Unlike gay bars, which are anchored in particular parts of the city, club nights are spatially mobile events. “You have to look much deeper to see what’s really happening right now,” Laurie, the organizer of The Chateau in London, said to me. “I think queer nightlife is thriving, but things are just changing.” How so? I asked. “The way that queer people are operating now is outside of permanent venues. That doesn’t have to be the way that queer spaces operate.” How do you operate? “We are a temporary space; we’re a pop-up.”
The gay bar might be in trouble, but bars are not the sum total of nightlife.
I think loss can be an invitation to create something new. And so, the shuttering of gay bars has sparked a revolution through evolution. When you hear that word, revolution, it’s easy to imagine something big and dramatic and impossible to miss. But subtle or softer revolutions are also possible.

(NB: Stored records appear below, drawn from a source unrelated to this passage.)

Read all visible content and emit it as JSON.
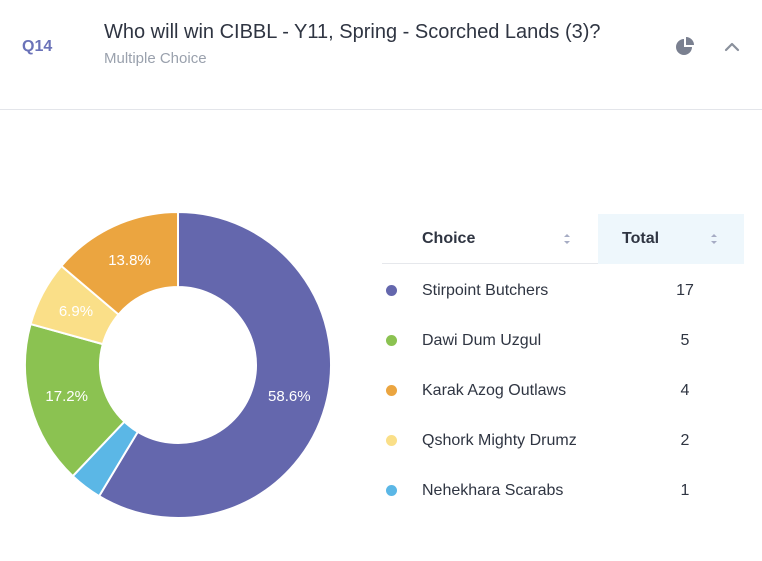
{
  "question": {
    "number": "Q14",
    "title": "Who will win CIBBL - Y11, Spring - Scorched Lands (3)?",
    "type": "Multiple Choice"
  },
  "header_icons": [
    "pie-chart-icon",
    "chevron-up-icon"
  ],
  "table": {
    "col_choice": "Choice",
    "col_total": "Total"
  },
  "chart_data": {
    "type": "pie",
    "donut": true,
    "slices": [
      {
        "label": "Stirpoint Butchers",
        "value": 17,
        "percent_label": "58.6%",
        "color": "#6467ad"
      },
      {
        "label": "Nehekhara Scarabs",
        "value": 1,
        "percent_label": "",
        "color": "#5bb7e6"
      },
      {
        "label": "Dawi Dum Uzgul",
        "value": 5,
        "percent_label": "17.2%",
        "color": "#8bc251"
      },
      {
        "label": "Qshork Mighty Drumz",
        "value": 2,
        "percent_label": "6.9%",
        "color": "#fadf88"
      },
      {
        "label": "Karak Azog Outlaws",
        "value": 4,
        "percent_label": "13.8%",
        "color": "#eba540"
      }
    ],
    "table_order": [
      0,
      2,
      4,
      3,
      1
    ]
  }
}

Whether in Britain, the U.S. or here in Canada, club nights are places where queer, trans and BIPOC groups imagine something grand, like infinite horizons of intentional inclusion, and enact that vision on the dance floor. These parties create “a space that allows you to starfish and stretch out,” one partygoer remarked in joyous tones. I smiled and repeated the phrase, to starfish and stretch out. “Yeah, to starfish out. That’s what I want to do. In most spaces, I don’t necessarily feel I can starfish,” but at club nights, “you feel at home, like you can just take up the whole bed.”